Frair v. Sirloin Stockade, Inc.

635 P.2d 597 | Okla. | 1981

635 P.2d 597 (1981)

Jerry FRAIR and Workers' Compensation Court, Respondents,
v.
SIRLOIN STOCKADE, INC., and Travelers Insurance Company, Petitioners.

No. 55529.

Supreme Court of Oklahoma.

October 6, 1981.

Joe Wheeler, Wheeler, Parsons, Wheeler & Davis, Oklahoma City, for respondents.

Yvonne Sparger Nichols, Looney, Nichols, Johnson & Hayes, Oklahoma City, for petitioners.

*598 HODGES, Justice.

Although several questions were initially presented for review, the only issue presented by the petition for certiorari is whether the trial court erred because it failed to make specific findings concerning the left leg, shoulder, and back of the claimant which were alleged in his Form 3.

Before the adoption of Worker's Compensation Court Rule 19, par. 5,[1] it was held that if there were multiple injuries to different parts of the body which arose from the same accident, an award of compensation for one or more of the injuries without a finding either denying or awarding compensation for other injuries, did not preclude a subsequent award.[2]

Rule 19 requires that the litigants completely fill out the pre-trial stipulation forms. If they are not received, the matter is set for hearing with at least ten days' notice. After notice of the hearing is given, the party who failed to prepare a pre-trial stipulation may not call any witness or introduce any written medical reports unless the failure to file the pre-trial stipulation is excused by the presiding judge or trial judge.
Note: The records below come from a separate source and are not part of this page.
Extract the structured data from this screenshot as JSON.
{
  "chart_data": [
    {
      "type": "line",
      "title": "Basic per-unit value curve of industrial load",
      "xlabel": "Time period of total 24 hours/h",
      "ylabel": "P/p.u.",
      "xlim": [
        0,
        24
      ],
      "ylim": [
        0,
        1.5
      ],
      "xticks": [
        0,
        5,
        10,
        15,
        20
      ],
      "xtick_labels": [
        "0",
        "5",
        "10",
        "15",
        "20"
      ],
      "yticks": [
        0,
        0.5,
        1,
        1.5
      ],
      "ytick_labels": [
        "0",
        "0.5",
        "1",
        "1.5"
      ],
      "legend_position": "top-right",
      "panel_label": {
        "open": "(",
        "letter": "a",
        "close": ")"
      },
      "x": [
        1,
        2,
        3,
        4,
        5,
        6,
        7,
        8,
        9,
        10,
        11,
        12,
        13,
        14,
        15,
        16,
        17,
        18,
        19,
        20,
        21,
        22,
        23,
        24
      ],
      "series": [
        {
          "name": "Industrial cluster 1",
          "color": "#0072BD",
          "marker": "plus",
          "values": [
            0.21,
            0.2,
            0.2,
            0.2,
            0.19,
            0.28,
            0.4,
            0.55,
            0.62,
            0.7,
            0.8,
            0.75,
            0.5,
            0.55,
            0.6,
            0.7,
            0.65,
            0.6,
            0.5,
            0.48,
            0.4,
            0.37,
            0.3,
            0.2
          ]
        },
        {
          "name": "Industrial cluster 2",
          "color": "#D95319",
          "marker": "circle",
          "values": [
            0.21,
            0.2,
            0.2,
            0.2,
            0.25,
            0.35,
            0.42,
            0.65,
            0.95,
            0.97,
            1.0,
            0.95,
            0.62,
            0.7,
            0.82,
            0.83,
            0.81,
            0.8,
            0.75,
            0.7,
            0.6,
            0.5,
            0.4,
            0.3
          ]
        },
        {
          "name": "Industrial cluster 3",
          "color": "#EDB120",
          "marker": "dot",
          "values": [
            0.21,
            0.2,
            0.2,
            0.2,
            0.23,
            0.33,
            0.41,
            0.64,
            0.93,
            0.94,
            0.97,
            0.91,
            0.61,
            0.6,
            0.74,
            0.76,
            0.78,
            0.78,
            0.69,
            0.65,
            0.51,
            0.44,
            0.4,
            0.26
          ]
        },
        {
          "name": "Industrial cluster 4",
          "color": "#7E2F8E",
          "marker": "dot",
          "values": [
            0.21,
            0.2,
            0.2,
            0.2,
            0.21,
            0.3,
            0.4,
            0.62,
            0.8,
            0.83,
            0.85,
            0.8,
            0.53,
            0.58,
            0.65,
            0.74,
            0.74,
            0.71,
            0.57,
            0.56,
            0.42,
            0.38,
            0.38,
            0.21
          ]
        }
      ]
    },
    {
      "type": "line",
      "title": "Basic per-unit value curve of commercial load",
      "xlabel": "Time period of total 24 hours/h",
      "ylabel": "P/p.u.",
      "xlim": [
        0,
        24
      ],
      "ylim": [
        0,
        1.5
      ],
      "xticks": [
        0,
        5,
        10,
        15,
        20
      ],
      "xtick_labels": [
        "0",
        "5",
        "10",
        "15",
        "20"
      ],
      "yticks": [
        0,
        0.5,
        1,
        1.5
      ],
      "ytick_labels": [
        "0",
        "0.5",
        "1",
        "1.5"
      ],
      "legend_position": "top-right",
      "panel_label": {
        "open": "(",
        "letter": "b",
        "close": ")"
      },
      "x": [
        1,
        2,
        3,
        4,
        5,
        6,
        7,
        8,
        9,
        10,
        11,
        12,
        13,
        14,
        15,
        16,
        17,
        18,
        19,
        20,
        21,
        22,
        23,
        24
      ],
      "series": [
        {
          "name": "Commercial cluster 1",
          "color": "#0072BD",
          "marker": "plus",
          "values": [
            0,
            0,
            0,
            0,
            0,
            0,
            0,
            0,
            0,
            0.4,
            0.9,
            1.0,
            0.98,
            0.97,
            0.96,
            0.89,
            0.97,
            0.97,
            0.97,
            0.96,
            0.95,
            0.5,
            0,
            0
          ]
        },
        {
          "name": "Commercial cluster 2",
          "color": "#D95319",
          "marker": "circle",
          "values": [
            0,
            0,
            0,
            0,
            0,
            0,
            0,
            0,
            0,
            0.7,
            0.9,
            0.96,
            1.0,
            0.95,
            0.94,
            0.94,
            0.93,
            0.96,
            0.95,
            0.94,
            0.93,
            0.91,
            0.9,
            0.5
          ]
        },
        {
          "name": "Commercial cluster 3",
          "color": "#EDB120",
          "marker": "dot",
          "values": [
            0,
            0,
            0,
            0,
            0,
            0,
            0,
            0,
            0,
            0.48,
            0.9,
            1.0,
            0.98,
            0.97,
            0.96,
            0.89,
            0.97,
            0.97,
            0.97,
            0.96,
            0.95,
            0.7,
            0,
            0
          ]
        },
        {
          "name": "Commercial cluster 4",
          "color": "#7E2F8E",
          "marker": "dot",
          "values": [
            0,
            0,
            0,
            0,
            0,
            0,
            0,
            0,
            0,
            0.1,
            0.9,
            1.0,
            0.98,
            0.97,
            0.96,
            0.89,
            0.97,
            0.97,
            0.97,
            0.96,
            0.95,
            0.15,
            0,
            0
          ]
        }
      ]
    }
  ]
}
However, Forms 9, 10, 11 and 12 may be amended without obtaining the court's permission if they are filed five days prior to the hearing.

The intent of Rule 19 is to eliminate fragmented litigation of claims which arise from the same accident. The validity of the rule is premised on the elimination of prolonged and vexatious litigation, and the promotion of the prompt termination of litigation.[3] If the rules are followed by the parties, the parties will be prepared to complete the case at the hearing, and to prepare for the case which is to be heard. In this instance, the only injuries litigated were to the neck and right arm. No determination was made concerning injuries to the left leg, shoulder and back although they were listed on the Form 3.

The purpose of any judicial proceeding is to afford the opportunity to each person to present evidence and arguments in a forum *599 which provides fair and equal justice.[4] It seems not only fair, courteous, and an exercise of due process, but an efficient administration of justice as well, for notice to be given concerning which injuries are in dispute.

The Workers' Compensation Court must make specific findings of fact responsive to the issues and conclusions of law when an order is entered granting or denying an award.[5] The trial court erred when it failed to make a specific finding concerning injuries to the left leg, shoulder and back. If the claimant desires to reserve trial on some of the alleged injuries, he/she must indicate this on the motion to set for hearing and specifically reserve the adjudication on the remaining injuries. Unless the injuries are reserved, all of the injuries are at issue when the case is heard. Oil Capitol Sheet Metal Works v. Robinson, 447 P.2d 438 (Okl. 1968); Oklahoma City Tent & Awning Co. v. Malson, 362 P.2d 971 (Okl. 1961); Dierks Lumber & Coal Co. v. Hagan, 189 Okl. 210, 114 P.2d 919 (1941) are hereby overruled to the extent that they are inconsistent with this holding.

CERTIORARI GRANTED; OPINION OF THE COURT OF APPEALS, DIVISION 2, ORDERED WITHDRAWN; AWARD OF WORKERS' COMPENSATION COURT SUSTAINED AND CAUSE REMANDED WITH DIRECTIONS TO MAKE SPECIFIC FINDINGS ON THE ENUMERATED BUT UNADJUDICATED INJURIES TO THE LEFT LEG, SHOULDER AND BACK.

IRWIN, C.J., BARNES, V.C.J., and LAVENDER, SIMMS, HARGRAVE and OPALA, JJ., concur.

NOTES

[1] 85 O.S.Supp 1979, Ch. 4, App. Rule 19 (effective September 15, 1979).

[2] Oil Capitol Sheet Metal Works v. Robinson, 447 P.2d 438 (Okl. 1968); Oklahoma City Tent & Awning Co. v. Malson, 362 P.2d 971 (Okl. 1961); Dierks Lumber & Coal Co. v. Hagan, 189 Okl. 210, 114 P.2d 919 (1941).

[3] The statute could afford the claimant three additional hearing dates over the next five years. See 85 O.S.Supp. 1978 § 43.

[4] Yuba Heat Transfer v. Wilson, 565 P.2d 674, 676 (Okl. 1977).

[5] Flint Construction Co. v. Woods, 425 P.2d 995, 998 (Okl. 1967).